The diffusivity of phase transition is strengthened by substituting Ti⁴⁺ by Ce⁴⁺ cations. The maximal pyroelectric coefficient decreases, and the extent of corresponding temperature deviating from the dielectric peak temperature to higher temperature increases with increasing the content of Ce⁴⁺ cations.
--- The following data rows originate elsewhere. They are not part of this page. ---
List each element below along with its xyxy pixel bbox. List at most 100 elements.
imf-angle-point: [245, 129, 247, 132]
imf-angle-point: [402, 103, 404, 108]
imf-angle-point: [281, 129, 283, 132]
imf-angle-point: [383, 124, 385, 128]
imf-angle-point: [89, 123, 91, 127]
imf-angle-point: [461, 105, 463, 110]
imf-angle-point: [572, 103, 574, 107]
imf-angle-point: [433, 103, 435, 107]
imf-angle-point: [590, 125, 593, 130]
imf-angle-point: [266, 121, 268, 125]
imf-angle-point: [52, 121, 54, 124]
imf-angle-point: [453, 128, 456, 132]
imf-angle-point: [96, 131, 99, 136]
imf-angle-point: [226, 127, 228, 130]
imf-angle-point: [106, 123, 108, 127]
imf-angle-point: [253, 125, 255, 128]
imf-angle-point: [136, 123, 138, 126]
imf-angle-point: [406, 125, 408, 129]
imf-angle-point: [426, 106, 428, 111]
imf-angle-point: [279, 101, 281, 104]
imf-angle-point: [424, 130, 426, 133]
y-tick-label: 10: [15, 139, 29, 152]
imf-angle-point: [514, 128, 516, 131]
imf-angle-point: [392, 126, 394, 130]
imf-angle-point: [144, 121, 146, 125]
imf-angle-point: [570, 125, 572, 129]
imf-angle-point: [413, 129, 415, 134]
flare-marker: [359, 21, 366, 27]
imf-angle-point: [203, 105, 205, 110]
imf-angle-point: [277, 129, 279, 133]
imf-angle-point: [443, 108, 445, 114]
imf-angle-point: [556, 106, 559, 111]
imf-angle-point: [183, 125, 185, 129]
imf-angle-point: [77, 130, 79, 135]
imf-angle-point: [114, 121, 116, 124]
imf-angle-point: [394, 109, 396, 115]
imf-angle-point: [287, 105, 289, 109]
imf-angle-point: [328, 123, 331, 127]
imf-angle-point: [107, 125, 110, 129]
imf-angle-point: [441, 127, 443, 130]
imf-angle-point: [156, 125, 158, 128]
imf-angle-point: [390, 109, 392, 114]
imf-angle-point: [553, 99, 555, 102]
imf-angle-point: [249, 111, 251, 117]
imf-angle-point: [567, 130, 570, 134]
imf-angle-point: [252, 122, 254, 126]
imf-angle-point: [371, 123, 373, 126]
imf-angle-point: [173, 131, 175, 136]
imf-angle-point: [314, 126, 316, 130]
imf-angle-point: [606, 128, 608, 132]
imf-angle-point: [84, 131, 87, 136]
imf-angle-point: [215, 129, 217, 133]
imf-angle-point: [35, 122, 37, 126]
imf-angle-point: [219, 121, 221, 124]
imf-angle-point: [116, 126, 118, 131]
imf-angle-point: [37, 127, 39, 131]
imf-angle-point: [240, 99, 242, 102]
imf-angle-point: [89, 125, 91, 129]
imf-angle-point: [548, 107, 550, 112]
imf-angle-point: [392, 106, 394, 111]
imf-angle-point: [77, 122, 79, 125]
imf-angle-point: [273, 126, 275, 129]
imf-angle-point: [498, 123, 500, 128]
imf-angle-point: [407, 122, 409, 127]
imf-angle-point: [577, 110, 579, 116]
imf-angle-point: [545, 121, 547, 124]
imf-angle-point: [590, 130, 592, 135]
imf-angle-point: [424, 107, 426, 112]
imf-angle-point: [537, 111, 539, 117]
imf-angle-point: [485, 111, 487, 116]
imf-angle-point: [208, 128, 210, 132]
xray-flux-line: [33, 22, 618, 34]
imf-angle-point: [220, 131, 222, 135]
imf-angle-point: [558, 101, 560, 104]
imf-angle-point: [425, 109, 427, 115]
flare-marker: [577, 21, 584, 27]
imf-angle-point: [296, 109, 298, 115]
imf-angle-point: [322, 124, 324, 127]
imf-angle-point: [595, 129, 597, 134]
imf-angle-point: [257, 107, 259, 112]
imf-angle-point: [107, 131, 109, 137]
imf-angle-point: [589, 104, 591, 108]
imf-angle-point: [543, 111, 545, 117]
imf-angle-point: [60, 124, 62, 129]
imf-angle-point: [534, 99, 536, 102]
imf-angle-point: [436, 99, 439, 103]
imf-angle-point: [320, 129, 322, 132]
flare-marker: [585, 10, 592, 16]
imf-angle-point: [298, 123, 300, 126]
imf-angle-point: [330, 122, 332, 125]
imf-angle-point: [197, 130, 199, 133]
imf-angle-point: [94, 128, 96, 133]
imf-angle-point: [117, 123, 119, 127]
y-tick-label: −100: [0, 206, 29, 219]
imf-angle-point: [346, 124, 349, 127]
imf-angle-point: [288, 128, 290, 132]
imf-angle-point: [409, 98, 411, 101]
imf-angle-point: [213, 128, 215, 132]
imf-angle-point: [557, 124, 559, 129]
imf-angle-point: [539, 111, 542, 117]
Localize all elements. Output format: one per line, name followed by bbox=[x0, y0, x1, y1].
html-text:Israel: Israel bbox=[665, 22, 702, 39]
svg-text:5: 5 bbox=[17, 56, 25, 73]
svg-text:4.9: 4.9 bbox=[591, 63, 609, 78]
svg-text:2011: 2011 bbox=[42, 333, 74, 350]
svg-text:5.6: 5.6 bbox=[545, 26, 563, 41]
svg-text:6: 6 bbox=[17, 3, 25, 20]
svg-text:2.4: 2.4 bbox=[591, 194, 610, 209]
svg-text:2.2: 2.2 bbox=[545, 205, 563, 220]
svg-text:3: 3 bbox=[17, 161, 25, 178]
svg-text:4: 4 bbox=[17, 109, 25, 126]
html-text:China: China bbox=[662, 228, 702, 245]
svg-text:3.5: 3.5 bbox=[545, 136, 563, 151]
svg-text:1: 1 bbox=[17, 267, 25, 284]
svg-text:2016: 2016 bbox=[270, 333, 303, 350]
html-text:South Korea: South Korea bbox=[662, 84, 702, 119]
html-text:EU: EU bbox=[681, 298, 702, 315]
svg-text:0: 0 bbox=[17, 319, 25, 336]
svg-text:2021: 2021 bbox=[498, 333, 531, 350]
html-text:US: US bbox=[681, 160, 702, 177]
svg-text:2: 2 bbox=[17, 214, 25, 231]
The adiabatic temperature change and isothermal entropy change display the same tendency as that of the pyroelectric coefficient. The Ba(Ti_0.9Ce_0.1)O₃ ceramic shows the largest adiabatic temperature change of 0.41 K and the largest isothermal entropy change of 0.45 J/(kg·K) among all compositions. Accordingly, the adiabatic temperature change responsivity is 0.090 × 10⁻⁶ K·m/V, and the isothermal entropy change responsivity is 0.10 × 10⁻⁶ J·m/(kg·K·V). For individual composition, the absolute value of pyroelectric coefficient decreases with increasing the magnitude of applied electric field, and the temperature of maximal pyroelectric coefficient deviates from the dielectric peak temperature to higher temperature. The present work sheds light into ECE of diffuse ferroelectrics, Ba(Ti_0.9Ce_0.1)O₃ ceramics show the largest pyroelectric energy density of 0.14 J/cm³ among all compositions.